Structuurmetingen van de kolenlagen in de
pijler (dit werd later een aparte ploeg). Tijdens
het pijlermeten moest de eerste helper de
structuur van de kolenlaag meten, hoeveel
stroken kool-, steen- en leilaagjes in de kolen-
laag aanwezig waren, dit bepaalde mede de
kwaliteit van de kolenlaag.
Drukmetingen. Onder een stijl of stempel, die
diende ter ondersteuning van het dakgewelf of
het "hangende werd een drukdoos geplaatst
waarop af te lezen was hoeveel tonnen druk er
op deze stijl werden opgevangen (ook een
aparte ploeg).
Geologen. Op een gegeven moment werd een
aparte groep uit enkele helpers van de mijn-
meters geselecteerd die zich met de geologische
aspecten ging bezig houden.
Pijlermetingen
De pijlers waren de plaatsen waar alles om
begonnen was. Hier werd het geld verdiend en
al het andere was bittere noodzaak. Stel u voor:
een kolenveld op 500 m diep in de aarde.

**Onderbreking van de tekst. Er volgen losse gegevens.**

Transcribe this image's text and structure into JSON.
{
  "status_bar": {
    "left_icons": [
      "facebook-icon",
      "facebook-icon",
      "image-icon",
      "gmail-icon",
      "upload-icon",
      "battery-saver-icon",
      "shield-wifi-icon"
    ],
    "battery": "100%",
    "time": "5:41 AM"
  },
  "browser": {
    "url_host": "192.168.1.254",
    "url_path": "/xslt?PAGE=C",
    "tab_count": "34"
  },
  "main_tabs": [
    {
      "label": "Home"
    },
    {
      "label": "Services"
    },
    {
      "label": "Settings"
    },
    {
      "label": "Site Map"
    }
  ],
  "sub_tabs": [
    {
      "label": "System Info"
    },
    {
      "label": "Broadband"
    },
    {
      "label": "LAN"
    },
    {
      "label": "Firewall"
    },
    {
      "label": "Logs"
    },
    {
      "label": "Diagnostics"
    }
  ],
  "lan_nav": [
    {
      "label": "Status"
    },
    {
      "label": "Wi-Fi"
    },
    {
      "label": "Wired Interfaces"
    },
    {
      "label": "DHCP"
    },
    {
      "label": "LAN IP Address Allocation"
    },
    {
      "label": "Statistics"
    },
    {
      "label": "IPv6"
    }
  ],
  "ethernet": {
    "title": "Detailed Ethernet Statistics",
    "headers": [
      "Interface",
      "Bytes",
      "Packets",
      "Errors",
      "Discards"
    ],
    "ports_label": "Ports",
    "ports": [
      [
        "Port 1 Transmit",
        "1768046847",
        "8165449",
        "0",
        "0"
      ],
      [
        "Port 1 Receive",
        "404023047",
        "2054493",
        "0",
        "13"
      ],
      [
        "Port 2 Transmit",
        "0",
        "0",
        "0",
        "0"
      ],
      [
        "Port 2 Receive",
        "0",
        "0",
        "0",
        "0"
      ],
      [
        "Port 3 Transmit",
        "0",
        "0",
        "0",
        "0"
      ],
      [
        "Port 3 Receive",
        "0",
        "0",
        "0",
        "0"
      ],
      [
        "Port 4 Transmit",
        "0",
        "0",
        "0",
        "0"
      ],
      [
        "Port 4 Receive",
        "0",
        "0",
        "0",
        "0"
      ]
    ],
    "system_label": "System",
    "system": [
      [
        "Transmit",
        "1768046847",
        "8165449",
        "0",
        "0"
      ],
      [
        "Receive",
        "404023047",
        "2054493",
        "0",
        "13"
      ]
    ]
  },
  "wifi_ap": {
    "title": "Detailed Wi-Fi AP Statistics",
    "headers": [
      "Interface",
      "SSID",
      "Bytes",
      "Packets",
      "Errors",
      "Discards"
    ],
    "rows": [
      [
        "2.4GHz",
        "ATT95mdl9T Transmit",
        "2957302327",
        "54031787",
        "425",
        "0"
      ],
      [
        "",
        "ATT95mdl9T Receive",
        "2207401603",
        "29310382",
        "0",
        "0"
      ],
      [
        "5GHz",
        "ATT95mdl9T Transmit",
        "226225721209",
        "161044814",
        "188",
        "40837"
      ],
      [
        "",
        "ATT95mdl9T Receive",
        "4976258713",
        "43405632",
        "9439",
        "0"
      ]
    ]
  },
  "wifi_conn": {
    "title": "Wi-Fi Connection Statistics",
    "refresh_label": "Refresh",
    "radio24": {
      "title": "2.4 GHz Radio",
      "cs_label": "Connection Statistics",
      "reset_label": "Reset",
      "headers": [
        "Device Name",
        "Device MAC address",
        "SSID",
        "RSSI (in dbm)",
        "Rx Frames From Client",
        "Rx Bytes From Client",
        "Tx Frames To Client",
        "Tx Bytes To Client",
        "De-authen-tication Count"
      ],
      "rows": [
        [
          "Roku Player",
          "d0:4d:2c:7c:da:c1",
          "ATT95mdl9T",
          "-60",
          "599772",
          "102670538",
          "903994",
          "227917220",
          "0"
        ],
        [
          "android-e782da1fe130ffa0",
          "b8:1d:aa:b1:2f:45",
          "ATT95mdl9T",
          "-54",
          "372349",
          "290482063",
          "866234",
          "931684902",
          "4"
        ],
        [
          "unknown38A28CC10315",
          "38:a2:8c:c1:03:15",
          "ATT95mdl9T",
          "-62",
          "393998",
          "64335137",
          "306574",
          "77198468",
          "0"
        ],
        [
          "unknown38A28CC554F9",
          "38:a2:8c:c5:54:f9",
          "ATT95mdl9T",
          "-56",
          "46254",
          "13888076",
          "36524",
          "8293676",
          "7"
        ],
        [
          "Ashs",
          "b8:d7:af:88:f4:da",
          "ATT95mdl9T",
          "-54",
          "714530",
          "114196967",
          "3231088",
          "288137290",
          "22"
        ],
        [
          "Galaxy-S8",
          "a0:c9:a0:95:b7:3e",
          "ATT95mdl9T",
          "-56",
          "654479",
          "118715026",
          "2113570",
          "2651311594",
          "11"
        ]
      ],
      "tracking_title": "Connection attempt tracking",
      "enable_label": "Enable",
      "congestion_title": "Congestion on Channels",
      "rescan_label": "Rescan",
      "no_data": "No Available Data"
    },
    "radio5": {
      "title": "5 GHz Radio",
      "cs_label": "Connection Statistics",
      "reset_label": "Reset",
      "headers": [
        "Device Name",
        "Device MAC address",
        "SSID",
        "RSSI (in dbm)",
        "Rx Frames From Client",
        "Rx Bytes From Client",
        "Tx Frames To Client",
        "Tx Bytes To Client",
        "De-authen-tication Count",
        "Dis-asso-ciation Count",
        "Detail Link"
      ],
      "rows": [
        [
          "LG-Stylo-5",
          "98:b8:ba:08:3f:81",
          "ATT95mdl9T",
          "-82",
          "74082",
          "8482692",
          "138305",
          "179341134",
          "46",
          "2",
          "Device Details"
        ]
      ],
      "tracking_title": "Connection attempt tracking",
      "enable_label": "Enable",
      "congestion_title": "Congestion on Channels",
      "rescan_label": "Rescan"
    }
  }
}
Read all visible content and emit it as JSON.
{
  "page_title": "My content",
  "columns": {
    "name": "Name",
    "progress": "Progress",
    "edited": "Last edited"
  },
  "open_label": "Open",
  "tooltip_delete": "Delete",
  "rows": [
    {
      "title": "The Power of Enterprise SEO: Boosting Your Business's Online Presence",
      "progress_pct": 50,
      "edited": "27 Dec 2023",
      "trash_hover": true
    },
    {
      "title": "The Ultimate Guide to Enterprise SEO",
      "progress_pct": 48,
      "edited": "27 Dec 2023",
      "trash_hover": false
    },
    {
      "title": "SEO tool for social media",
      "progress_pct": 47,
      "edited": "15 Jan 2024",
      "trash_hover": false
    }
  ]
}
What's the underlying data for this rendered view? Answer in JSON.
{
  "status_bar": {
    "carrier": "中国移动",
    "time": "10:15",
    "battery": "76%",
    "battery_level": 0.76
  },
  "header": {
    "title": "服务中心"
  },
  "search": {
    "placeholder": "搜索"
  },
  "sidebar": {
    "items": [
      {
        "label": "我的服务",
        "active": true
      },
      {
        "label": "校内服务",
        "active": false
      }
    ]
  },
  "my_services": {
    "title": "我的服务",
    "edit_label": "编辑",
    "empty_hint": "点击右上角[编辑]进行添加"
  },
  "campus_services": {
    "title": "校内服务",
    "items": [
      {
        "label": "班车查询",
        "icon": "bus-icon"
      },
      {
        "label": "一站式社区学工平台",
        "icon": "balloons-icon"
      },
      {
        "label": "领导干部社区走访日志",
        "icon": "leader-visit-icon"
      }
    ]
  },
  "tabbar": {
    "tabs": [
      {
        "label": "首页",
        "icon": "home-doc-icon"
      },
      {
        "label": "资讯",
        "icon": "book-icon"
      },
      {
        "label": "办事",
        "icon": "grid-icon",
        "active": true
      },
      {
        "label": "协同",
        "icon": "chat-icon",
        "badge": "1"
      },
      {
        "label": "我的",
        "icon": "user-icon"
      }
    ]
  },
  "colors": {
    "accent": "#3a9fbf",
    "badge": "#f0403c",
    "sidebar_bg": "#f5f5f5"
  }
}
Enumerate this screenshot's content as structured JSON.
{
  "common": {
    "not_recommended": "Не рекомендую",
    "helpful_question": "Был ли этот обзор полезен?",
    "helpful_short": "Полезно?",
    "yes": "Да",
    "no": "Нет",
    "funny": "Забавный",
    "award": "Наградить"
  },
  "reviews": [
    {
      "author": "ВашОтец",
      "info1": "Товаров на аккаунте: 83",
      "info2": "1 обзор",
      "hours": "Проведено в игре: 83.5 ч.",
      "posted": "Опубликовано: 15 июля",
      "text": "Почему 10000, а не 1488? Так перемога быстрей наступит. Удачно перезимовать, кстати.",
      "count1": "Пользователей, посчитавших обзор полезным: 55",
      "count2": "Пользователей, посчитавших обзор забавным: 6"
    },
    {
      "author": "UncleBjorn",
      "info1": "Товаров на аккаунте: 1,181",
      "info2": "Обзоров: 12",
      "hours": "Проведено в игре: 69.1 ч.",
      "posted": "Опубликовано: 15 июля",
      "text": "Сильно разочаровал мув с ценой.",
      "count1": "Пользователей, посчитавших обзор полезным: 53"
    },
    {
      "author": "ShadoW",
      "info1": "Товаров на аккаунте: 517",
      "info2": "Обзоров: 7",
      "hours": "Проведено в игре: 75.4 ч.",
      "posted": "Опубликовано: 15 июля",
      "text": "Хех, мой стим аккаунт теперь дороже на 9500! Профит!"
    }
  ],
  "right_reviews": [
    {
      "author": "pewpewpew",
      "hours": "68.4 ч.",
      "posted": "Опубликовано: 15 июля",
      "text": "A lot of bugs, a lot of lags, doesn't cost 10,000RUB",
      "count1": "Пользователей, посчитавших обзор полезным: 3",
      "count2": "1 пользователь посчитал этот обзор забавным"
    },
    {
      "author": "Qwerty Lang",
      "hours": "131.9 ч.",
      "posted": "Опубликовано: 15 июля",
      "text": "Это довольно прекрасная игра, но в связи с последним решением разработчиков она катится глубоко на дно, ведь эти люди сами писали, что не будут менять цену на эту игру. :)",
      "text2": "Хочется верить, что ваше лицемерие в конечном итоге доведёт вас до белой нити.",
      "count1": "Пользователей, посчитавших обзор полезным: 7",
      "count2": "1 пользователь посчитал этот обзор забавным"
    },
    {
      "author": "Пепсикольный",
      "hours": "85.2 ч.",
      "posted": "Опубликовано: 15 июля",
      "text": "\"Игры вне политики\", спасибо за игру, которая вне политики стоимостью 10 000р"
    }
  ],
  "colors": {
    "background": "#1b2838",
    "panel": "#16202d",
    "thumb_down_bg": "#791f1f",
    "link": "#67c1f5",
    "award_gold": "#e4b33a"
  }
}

De
lengte is bijvoorbeeld 150 m, de dikte van de
kolenlaag 0.50 tot 1.50 m. Deze lengte van
150 m is als ophouw begonnen. Ophouw wil
zeggen dat eerst 150 m van de afvoergalerij
naar toevoergalerij, de kolen weggehaald
werden over een breedte van 3.20 m, terwijl
tegelijk tijdens de voortgang ondersteuningen
aangebracht werden en voor luchttoevoer werd
gezorgd. Ook het vervoermiddel werd steeds
verlengd, totdat men aan de toevoer uitkwam.
Als nu de ophouw klaar was, de plaats door
mijnmeters bepaald en de richting steeds bij
gehouden, zodat men goed in de toevoer op de
geplande plaats uitkwam, kwamen de kompels
of koempels, de werklui dus, in aktie. Zij
werden ingedeeld om in één linie de kolen
loodrecht op de ophouwrichting weg te breken
met hun persluchtafbouwhamers. Iedere dag
moest 3.20 m gevorderd ofwel vooruitgang
gemaakt worden. Als dit kolenveld nu voor te
stellen is als een pakket of plaat van 150 m x
1.50 m x 1000 m, dan weten we hoe lang het
duurde voor die duizend meter op was, dus
ontgonnen was. Natuurlijk werden achter de
koempels door de "rovers" (de roofploeg) de
ondersteuningen (Titan-, Schwartz-, Jacob- of
Gerlachstijlen) weggehaald en weer opnieuw
gebruikt. Iedere maand werd de pijlerstand
gemeten door de mijnmeters. Dit was een
steeds terugkerende moeilijke opdracht. De
pijlermeting gebeurde of in dienstwissel
("schichtwissel"), of op nachtdienst ("nacht
schicht"). De pijler moest liefst onbemand zijn
als we deze gingen meten, omdat men anders
obstakels in de vizierlijn kon krijgen en ook
het zicht ten gevolge van de stof veel hinder
ondervond. Bij de meting werd meestal in de
afvoer begonnen en er werd van twee
kloppende hoeken uitgegaan. Dit waren op de
kap met verf gemerkte punten.
Om deze meting te verwezenlijken hadden we
drie klammen, die om een kap (horizontale
ondersteuning van het dakgesteente) vast
geklemd konden worden door middel van een
vleugelmoer. Zo'n klam heeft naar beneden
een conisch uitsteeksel, waar het instrument
(ophangtheodoliet, hengel) over geschoven en
na aanklikken vastgeklemd werd met een
vleugelmoer van het instrument. Daarna kon
men met een tweede vleugelmoer het kogel
gewricht fixeren, zodat de dooslibel van het
instrument inspeelde (luchtbel midden in
geëtste ring). Dan hing de hengel nagenoeg
vertikaal. Het langsniveau in twee richtingen
loodrecht op elkaar met fijnstelschroef laten
inspelen gaf een zuiver vertikale ophanging.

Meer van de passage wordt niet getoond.